Polish novelist Olga Tokarczuk and Austrian author Peter Handke have both received The Nobel Prize in Literature. The news comes after the 2018 ceremony was postponed following a sexual assault scandal.
Olga Tokarczuk, who won The 2018 Nobel Prize in Literature, is a Polish writer, activist and public intellectual. She was cited by the Swedish Academy for her “narrative imagination that with encyclopedic passion represents the crossing of boundaries as a form of life”.
Her works, which include The Books Of Jacob and Primeval And Other Times, are originally written in Polish and translated into English by Antonia Lloyd-Jones and Jennifer Croft. Tokarczuk became more known in the UK after she won the 2018 international Booker Prize for her novel Flights.

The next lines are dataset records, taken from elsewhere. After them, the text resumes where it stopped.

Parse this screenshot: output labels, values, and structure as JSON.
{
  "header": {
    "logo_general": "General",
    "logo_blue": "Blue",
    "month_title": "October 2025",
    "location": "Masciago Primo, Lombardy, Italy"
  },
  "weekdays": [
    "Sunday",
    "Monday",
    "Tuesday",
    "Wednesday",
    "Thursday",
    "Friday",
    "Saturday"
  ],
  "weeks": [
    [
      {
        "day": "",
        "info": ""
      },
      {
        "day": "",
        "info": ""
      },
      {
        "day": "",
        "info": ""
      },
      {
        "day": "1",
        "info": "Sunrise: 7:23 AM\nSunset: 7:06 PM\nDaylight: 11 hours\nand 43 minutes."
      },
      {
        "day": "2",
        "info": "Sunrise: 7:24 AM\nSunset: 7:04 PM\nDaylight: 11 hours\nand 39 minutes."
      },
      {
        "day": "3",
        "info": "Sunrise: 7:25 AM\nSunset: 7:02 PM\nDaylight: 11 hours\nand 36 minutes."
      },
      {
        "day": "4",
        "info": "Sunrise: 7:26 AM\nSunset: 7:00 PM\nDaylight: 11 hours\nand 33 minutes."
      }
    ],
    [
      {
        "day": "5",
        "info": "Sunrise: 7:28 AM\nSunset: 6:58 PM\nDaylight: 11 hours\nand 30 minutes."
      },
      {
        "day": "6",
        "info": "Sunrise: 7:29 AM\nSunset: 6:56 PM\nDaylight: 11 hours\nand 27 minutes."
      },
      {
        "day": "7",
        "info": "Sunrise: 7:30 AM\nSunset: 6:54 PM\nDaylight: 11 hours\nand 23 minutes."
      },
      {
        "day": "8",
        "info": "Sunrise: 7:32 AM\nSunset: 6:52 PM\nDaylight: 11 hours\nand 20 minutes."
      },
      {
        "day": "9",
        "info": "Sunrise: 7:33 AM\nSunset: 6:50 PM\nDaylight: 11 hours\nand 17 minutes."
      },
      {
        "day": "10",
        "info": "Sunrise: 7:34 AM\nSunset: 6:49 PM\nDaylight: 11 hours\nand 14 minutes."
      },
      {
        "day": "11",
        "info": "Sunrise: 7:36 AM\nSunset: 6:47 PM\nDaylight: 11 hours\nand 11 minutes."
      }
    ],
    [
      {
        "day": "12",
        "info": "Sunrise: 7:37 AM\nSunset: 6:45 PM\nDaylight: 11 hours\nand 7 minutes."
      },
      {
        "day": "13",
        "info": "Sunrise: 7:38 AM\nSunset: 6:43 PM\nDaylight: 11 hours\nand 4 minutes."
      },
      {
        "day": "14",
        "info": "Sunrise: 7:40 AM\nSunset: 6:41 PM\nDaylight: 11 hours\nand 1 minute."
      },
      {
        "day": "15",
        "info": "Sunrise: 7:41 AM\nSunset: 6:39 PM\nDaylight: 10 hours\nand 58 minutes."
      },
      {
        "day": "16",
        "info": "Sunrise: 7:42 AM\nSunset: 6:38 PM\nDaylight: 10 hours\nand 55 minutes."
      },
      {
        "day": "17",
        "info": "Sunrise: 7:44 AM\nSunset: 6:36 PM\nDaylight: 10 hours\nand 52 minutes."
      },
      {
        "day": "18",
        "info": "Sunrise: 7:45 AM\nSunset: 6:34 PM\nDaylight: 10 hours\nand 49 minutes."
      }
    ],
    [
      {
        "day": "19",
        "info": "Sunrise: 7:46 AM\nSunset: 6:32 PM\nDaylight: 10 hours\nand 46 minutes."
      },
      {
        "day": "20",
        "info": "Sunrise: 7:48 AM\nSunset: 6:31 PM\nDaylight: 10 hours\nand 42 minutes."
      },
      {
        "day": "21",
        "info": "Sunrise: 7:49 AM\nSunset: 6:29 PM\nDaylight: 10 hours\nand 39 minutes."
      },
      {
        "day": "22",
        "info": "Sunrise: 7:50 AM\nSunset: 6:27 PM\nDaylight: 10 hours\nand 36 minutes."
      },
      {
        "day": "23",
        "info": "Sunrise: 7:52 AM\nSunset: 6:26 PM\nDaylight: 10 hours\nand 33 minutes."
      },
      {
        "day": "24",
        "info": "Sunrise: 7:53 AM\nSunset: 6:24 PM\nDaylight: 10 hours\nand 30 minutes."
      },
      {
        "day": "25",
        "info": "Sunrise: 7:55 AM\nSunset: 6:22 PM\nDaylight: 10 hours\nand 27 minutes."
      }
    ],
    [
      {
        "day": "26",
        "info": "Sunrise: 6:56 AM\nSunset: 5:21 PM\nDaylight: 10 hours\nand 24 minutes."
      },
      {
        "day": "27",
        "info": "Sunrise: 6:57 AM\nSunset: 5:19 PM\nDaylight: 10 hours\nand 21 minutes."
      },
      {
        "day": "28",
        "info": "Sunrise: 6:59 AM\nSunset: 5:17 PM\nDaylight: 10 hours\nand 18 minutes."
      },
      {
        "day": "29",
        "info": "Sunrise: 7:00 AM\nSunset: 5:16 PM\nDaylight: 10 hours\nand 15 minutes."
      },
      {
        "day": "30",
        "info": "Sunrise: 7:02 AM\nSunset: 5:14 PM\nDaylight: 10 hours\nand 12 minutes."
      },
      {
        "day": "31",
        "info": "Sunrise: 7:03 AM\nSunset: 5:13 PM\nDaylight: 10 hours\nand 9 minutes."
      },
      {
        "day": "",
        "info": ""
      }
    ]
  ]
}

The second laureate Peter Handke, cited as “one of the most influential writers in Europe after the Second World War”, received the award for “an influential work that with linguistic ingenuity has explored the periphery and the specificity of human experience”.
Handke’ first book The Hornets was published in 1966. The Austrian author is known mainly for the play Walk About the Villages, the novel Repetition, and the screenplay for Wim Wenders’ Wings of Desire.
The choice of Handke as this year’s winner has already sparked controversy. Many remember how in his 2014 interview for Austrian newspaper Die Presse, the writer declared that “The Nobel prize should finally be abolished”.
Moreover, Handke gave a widely criticised speech at the 2006 funeral of Serbian war criminal Slobodan Milošević. Following the Academy’s announcement, the Kosovan ambassador to the US, Vlora Çitaku, described the committee’s decision as “preposterous and shameful”.
The Swedish Academy acknowledged the issue in the citation for the award, recognising that the Austrian author “has, at times, caused controversy”, but also underlining that “he cannot be considered an engaged writer in the sense of Sartre, and he gives us no political programs”.